Bing Cheng born 2014

We’ll be suited up to work as volunteers.  Some of us will be cleaning the enclosures of chewed-up bamboo and panda poop; you have to be under 65 to do that for some reason, so only five of us are eligible.  At the end of the visit, after lunch, all of us will make rice cakes to be steamed and fed to the pandas.  (The cakes, not us.  Pandas eat little meat.)
Red panda
       Our tour winds up and down past all the enclosures on the hillside.  Each has a cave-like building, with space around three sides, trees and platforms with toys - balls, tires... Some pandas are alone, others are by twos, if they’re siblings.  (As I said, in the wild, a mother panda can only nurse one cub and will let the weaker one die, so the Center rescues them both.)  We walk for at least two hours, visiting all the pandas, mostly giant pandas but also the more raccoon-looking red pandas, a distant cousin.
  After the tour, and adequate time for rambling, we’re given a chore, which we are thrilled to perform:  feeding carrot sticks to one giant panda in a cage nearby.  “As soon as he bites down on it, let go” we’re told.  But there’s no danger because there are bars between us and the panda, the carrot sticks are long, and the giant is very delicate.  He gently takes it in his teeth.  Photos are taken to immortalize this moment, and it’s truly one of the major thrills of my entire two-month trip around the world.

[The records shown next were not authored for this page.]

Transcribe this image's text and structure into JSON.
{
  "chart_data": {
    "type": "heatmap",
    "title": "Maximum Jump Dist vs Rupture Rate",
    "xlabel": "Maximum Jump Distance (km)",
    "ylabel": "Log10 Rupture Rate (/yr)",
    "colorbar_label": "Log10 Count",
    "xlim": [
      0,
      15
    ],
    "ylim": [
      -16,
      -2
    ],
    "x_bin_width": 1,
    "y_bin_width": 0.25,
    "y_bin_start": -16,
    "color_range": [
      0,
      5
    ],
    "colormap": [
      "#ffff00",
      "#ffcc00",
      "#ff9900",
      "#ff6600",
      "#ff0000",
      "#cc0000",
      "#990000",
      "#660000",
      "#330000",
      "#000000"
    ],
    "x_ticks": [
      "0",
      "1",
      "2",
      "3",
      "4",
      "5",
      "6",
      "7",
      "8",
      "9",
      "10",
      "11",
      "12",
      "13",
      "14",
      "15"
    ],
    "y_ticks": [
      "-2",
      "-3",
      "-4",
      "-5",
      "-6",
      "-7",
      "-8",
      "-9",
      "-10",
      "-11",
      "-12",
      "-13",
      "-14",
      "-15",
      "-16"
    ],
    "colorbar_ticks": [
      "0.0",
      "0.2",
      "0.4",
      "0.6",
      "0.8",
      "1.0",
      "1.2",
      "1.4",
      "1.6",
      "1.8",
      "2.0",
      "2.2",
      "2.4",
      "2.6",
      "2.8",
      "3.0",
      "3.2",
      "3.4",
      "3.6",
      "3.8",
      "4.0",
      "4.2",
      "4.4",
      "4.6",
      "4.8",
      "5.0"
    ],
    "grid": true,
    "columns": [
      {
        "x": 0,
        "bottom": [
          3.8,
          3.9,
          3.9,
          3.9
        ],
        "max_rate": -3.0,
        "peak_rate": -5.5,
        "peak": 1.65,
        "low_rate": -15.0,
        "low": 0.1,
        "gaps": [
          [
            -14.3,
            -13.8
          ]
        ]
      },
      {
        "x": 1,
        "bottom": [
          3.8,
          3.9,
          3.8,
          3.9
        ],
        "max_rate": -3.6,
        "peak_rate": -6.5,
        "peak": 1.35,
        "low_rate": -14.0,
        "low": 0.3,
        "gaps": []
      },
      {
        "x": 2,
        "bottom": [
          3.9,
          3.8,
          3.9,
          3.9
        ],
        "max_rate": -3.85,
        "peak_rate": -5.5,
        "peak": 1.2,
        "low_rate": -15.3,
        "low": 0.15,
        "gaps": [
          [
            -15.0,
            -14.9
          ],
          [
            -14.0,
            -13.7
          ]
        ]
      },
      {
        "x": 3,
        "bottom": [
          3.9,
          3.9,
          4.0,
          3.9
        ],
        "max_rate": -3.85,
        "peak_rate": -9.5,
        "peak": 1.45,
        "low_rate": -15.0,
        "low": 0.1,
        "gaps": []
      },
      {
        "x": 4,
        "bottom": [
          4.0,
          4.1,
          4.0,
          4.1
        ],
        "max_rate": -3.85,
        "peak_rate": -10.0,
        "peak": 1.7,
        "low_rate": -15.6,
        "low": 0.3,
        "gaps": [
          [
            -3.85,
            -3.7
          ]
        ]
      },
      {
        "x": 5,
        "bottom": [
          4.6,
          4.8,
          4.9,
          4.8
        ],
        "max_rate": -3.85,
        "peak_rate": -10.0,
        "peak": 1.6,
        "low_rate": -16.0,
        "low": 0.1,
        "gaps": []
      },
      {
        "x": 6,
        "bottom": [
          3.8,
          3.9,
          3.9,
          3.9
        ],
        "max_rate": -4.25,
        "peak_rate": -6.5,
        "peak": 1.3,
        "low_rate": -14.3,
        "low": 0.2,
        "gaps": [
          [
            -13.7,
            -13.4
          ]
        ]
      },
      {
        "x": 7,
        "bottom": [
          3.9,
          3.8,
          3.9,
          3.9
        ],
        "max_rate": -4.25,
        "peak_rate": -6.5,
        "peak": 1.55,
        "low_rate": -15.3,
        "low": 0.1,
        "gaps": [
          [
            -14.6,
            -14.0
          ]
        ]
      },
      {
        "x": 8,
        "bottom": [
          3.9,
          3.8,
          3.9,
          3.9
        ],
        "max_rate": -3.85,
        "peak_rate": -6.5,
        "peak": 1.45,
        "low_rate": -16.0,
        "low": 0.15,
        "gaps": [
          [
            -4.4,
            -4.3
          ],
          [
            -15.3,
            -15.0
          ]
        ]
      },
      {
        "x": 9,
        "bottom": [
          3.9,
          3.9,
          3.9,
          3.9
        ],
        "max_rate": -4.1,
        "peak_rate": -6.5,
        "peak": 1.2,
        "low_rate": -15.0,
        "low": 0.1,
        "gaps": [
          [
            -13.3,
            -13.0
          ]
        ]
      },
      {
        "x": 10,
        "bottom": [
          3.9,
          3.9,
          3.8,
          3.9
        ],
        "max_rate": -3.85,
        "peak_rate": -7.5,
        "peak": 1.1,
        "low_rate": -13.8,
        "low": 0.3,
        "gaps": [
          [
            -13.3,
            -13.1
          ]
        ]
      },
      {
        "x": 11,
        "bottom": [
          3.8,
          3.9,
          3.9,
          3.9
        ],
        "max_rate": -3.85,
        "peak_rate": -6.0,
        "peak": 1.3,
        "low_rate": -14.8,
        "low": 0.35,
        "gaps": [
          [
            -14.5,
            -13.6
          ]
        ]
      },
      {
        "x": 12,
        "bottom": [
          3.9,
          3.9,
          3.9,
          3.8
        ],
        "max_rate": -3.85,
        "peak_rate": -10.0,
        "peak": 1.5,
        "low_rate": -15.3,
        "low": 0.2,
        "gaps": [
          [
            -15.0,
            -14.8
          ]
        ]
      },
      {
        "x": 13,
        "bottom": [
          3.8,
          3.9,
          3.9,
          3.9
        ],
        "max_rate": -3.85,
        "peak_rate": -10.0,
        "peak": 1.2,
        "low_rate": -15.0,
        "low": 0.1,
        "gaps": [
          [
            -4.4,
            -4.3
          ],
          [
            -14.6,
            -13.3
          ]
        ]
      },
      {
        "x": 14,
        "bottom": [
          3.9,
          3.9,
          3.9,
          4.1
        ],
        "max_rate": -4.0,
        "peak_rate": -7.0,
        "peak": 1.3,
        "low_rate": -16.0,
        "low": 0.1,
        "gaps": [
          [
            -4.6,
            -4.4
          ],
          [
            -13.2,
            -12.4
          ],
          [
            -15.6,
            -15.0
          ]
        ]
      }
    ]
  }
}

  Then it’s time for our lunch at the staff canteen.  (Remember, we’re volunteer employees today.)  Different raw veggies, which Stanley has told us to avoid (washed in unpurified water) so we won’t get Montezuma’s Revenge or Delhi Belly or whatever the Chinese version is called.  Plus rice and several spicy dishes.  Stanley has brought bananas and cookies... but the beers he brought along this morning have mysteriously disappeared!
  Dessert is an informative hour-long video about the work of the Center.  Then on to our final task:  shaping cakes out of the rice dough already made up.  They should be about as big as two fists and have no cracks, although some of us - me included - make dents in the form of smiley faces in ours.  From here, they go to be steamed and then fed to the pandas once they’re crunchy.

A tricycle
After that, we shed our blue overalls and board the bus for the long trip back downhill, past lots of small farms, to Chengdu.  It’s still foggy; apparently it’s foggy here two-thirds of the year.  After the mountain roads, we’re back to the toll roads.  (When I ask Stanley what surprised the Chinese most in the U.S., he says it's that there are so few toll roads; you drive for free.)  Unlike the other places we’ve been, most traffic here is trucks and especially motorcycles, many with enclosures to protect from the elements and many more turned into tricycles to carry goods, even though Stanley says most of them are illegal.  And bikes.  There are literally thousands of those rental bikes in Chengdu.  Road laws here are also different - and often ignored by drivers and pedestrians alike.  One thing that is legal is making U-turns from a special left-turn/U-turn lane.
  Safely back at the magnificence of our hotel, we rest before yet another treat:  the Bashu Dazhaimen restaurant (ba meaning 8) with its signature hotpot.  That’s the Chinese version of the Swiss fondue, except instead of oil you cook in broth (chicken and mushroom for me) and everyone has their own little pot.  You go to the counter and make your own sauces from the dozens of ingredients available, the base of which is sesame oil.  I make two:  one with soy, ground peanuts, coriander and green onion; the other with oyster sauce, sesame seed and green onion.  Back at the table, we have a choice of things that all cook for different lengths of time:  thinly-sliced beef and chicken, thicker slices of white fish, square slices of potato, semi-cooked wide noodles, veggie dumplings, pork balls, shrimp balls, all delicious and fresh.  And all washed down with bubbly (aka champagne).  Oh, I forgot:  a thimbleful of rice wine at the start to toast ganbei.  For dessert, a three-layer frosted cake with candles to celebrate Ralph’s birthday!
  We go to bed happily full, to dream of pandas.